A segunda incógnita é o que o MDM pensa sobre a Educação. Não concordando com o actual modelo promovido pela Frelimo que permitiu tornar muitos moçambicanos em cidadãos através da educação para todos, este partido diz que irá entregar parte das responsabilidades aos bancos privados, de modo a financiarem os estudos dos particulares. Ora, sabido que a banca moçambicana tem das mais elevadas taxas de juro no mundo, como tal será possível? As nossas universidades estão cheias de pessoas acima dos 35 anos, pelo que os bancos dificilmente poderão conceder créditos para essa finalidade.
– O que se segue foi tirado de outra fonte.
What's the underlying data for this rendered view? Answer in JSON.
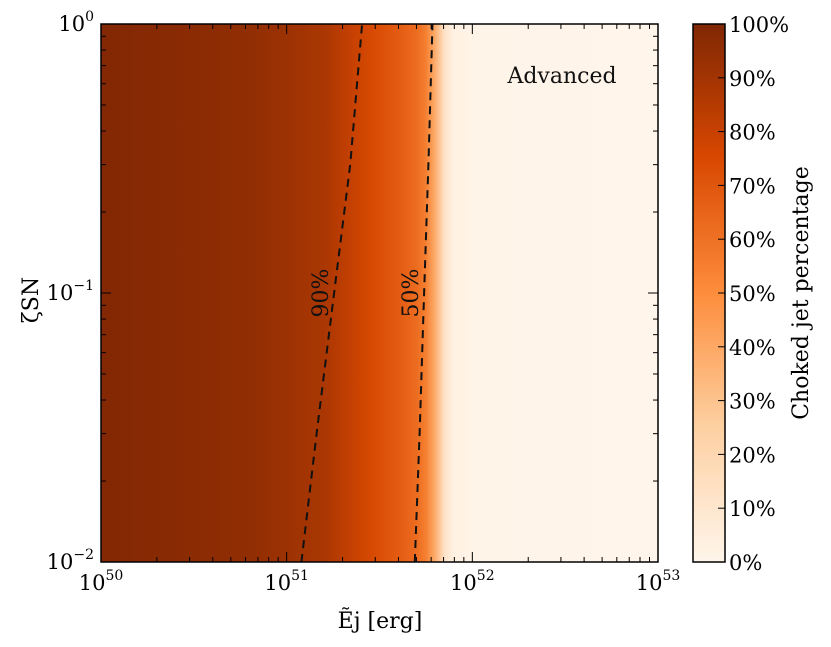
{
  "chart_data": {
    "type": "heatmap",
    "xlabel": "Ẽj [erg]",
    "ylabel": "ζSN",
    "xscale": "log",
    "yscale": "log",
    "xlim": [
      1e+50,
      1e+53
    ],
    "ylim": [
      0.01,
      1
    ],
    "x_ticks": [
      {
        "base": "10",
        "exp": "50"
      },
      {
        "base": "10",
        "exp": "51"
      },
      {
        "base": "10",
        "exp": "52"
      },
      {
        "base": "10",
        "exp": "53"
      }
    ],
    "y_ticks": [
      {
        "base": "10",
        "exp": "−2"
      },
      {
        "base": "10",
        "exp": "−1"
      },
      {
        "base": "10",
        "exp": "0"
      }
    ],
    "annotation": "Advanced",
    "colorbar": {
      "label": "Choked jet percentage",
      "colormap": [
        "#fff5eb",
        "#fdd0a2",
        "#fd8d3c",
        "#d94801",
        "#7f2704"
      ],
      "ticks": [
        "0%",
        "10%",
        "20%",
        "30%",
        "40%",
        "50%",
        "60%",
        "70%",
        "80%",
        "90%",
        "100%"
      ]
    },
    "percentage_profile": {
      "log10_E": [
        50.0,
        50.5,
        50.8,
        51.0,
        51.2,
        51.3,
        51.4,
        51.5,
        51.6,
        51.7,
        51.75,
        51.8,
        51.85,
        51.9,
        52.0,
        53.0
      ],
      "percent": [
        99,
        97,
        95,
        92,
        88,
        83,
        78,
        73,
        68,
        62,
        55,
        38,
        12,
        3,
        1,
        0
      ]
    },
    "contours": [
      {
        "label": "90%",
        "E": [
          1.2e+51,
          1.45e+51,
          1.8e+51,
          2.2e+51,
          2.55e+51
        ],
        "zeta": [
          0.01,
          0.03,
          0.1,
          0.3,
          1.0
        ]
      },
      {
        "label": "50%",
        "E": [
          4.9e+51,
          5.2e+51,
          5.5e+51,
          5.8e+51,
          6.1e+51
        ],
        "zeta": [
          0.01,
          0.03,
          0.1,
          0.3,
          1.0
        ]
      }
    ]
  }
}
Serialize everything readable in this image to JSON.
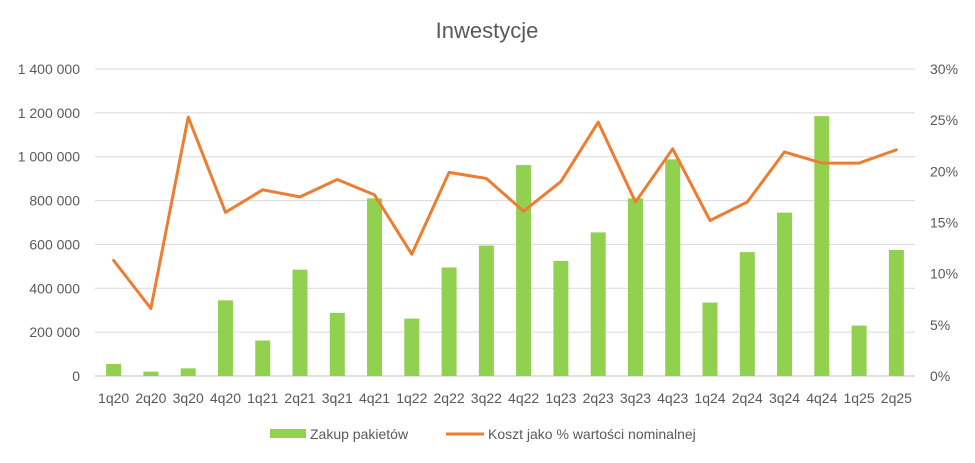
{
  "chart_data": {
    "type": "bar",
    "title": "Inwestycje",
    "categories": [
      "1q20",
      "2q20",
      "3q20",
      "4q20",
      "1q21",
      "2q21",
      "3q21",
      "4q21",
      "1q22",
      "2q22",
      "3q22",
      "4q22",
      "1q23",
      "2q23",
      "3q23",
      "4q23",
      "1q24",
      "2q24",
      "3q24",
      "4q24",
      "1q25",
      "2q25"
    ],
    "series": [
      {
        "name": "Zakup pakietów",
        "type": "bar",
        "axis": "left",
        "color": "#92D050",
        "values": [
          55000,
          20000,
          35000,
          345000,
          162000,
          485000,
          288000,
          810000,
          262000,
          495000,
          595000,
          962000,
          525000,
          655000,
          810000,
          988000,
          335000,
          565000,
          745000,
          1185000,
          230000,
          575000
        ]
      },
      {
        "name": "Koszt jako % wartości nominalnej",
        "type": "line",
        "axis": "right",
        "color": "#ED7D31",
        "values": [
          11.3,
          6.6,
          25.3,
          16.0,
          18.2,
          17.5,
          19.2,
          17.7,
          11.9,
          19.9,
          19.3,
          16.1,
          19.0,
          24.8,
          17.0,
          22.2,
          15.2,
          17.0,
          21.9,
          20.8,
          20.8,
          22.1
        ]
      }
    ],
    "left_axis": {
      "min": 0,
      "max": 1400000,
      "step": 200000,
      "tick_labels": [
        "0",
        "200 000",
        "400 000",
        "600 000",
        "800 000",
        "1 000 000",
        "1 200 000",
        "1 400 000"
      ]
    },
    "right_axis": {
      "min": 0,
      "max": 30,
      "step": 5,
      "tick_labels": [
        "0%",
        "5%",
        "10%",
        "15%",
        "20%",
        "25%",
        "30%"
      ]
    },
    "grid": true,
    "legend_position": "bottom"
  }
}
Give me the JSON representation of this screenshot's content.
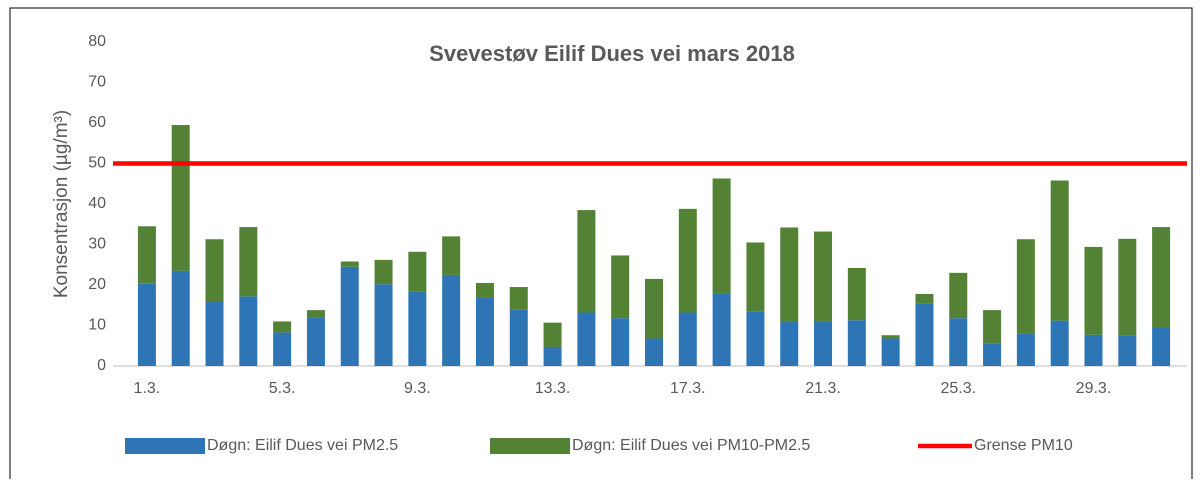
{
  "chart_data": {
    "type": "bar",
    "stacked": true,
    "title": "Svevestøv Eilif Dues vei mars 2018",
    "y_label": "Konsentrasjon (µg/m³)",
    "categories": [
      "1.3.",
      null,
      null,
      null,
      "5.3.",
      null,
      null,
      null,
      "9.3.",
      null,
      null,
      null,
      "13.3.",
      null,
      null,
      null,
      "17.3.",
      null,
      null,
      null,
      "21.3.",
      null,
      null,
      null,
      "25.3.",
      null,
      null,
      null,
      "29.3.",
      null,
      null
    ],
    "series": [
      {
        "name": "Døgn: Eilif Dues vei PM2.5",
        "color": "#2e75b6",
        "values": [
          20.3,
          23.5,
          15.8,
          17.2,
          8.3,
          12,
          24.5,
          20.2,
          18.3,
          22.5,
          16.8,
          14,
          4.7,
          13.2,
          11.8,
          6.8,
          13.2,
          18,
          13.5,
          11,
          11,
          11.3,
          6.8,
          15.5,
          11.8,
          5.6,
          8,
          11.2,
          7.7,
          7.6,
          9.5
        ]
      },
      {
        "name": "Døgn: Eilif Dues vei PM10-PM2.5",
        "color": "#548235",
        "values": [
          14.2,
          36,
          15.5,
          17.1,
          2.7,
          1.8,
          1.3,
          6,
          9.9,
          9.5,
          3.7,
          5.5,
          6,
          25.3,
          15.5,
          14.7,
          25.6,
          28.3,
          17,
          23.2,
          22.2,
          12.9,
          0.8,
          2.3,
          11.2,
          8.2,
          23.3,
          34.6,
          21.7,
          23.8,
          24.8
        ]
      },
      {
        "name": "Grense PM10",
        "color": "#ff0000",
        "type": "line",
        "values": [
          50,
          50,
          50,
          50,
          50,
          50,
          50,
          50,
          50,
          50,
          50,
          50,
          50,
          50,
          50,
          50,
          50,
          50,
          50,
          50,
          50,
          50,
          50,
          50,
          50,
          50,
          50,
          50,
          50,
          50,
          50
        ]
      }
    ],
    "ylim": [
      0,
      80
    ],
    "yticks": [
      0,
      10,
      20,
      30,
      40,
      50,
      60,
      70,
      80
    ],
    "grid": false,
    "legend": "bottom"
  }
}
Mais uma vez, o MDM navega em pântanos, importando modelos desajustados com a realidade. Acima da afeição ou desafeição que acaso nos inspirem outros povos, e, por isso mesmo, muito acima das questões sentimentais suscitadas pelo desejo de «bem governar», aliás, de apaixonarem e dividirem os homens pacíficos, deveremos colocar sempre o interesse nacional baseado na realidade local. A própria desorientação absoluta em que vive o MDM, a respeito do dia de amanhã, recomenda que Moçambique e os moçambicanos imponham a si mesmos uma descrição de que, por certo, não poderá advir-lhes mal, nem terão que arrepender-se pelo que até aqui já foi feito em matéria da educação. Tem-se visto que pessoas preparadas dentro deste sistema de ensino questionam com argumentos sólidos a qualidade de ensino em que se formaram. Caso para perguntar, de onde vêm as suas sábias interpretações da má qualidade do ensino se elas reconhecem-se bem formadas? Este não é problema do regime, mas da sociedade como um todo.
A propósito, e como ponto final nestas considerações, diremos ainda que continua a parecer-nos difícil sustentar-se à luz dos factos, vistos com exactidão, uma educação com qualidade quando a quantidade dos que a necessitam ultrapassa grandemente os meros desejos dos políticos «que pensam nas eleições». Há combinações secretas que mais duma vez tendem a cair sobre Moçambique e representam ameaça de desrespeito pela nossa soberania e é conveniente não se esquecer que foram, sobretudo, o servilismo cego e má cabeça que o tornou possível e lhe deu alento, a causa do nosso atraso. Não regressemos nunca ao servilismo desastroso que, por muito tempo, motivou que o nosso país fosse objecto de negociações secretas nem reincidamos nas manifestações de má cabeça que em alguns passos da História nos trouxeram amarguras e vicissitudes, e poderemos, assim, confiar em que, terminado o período eleitoral, a nossa escolha não venha a criar-nos dissabores nem arrependimentos. Disse!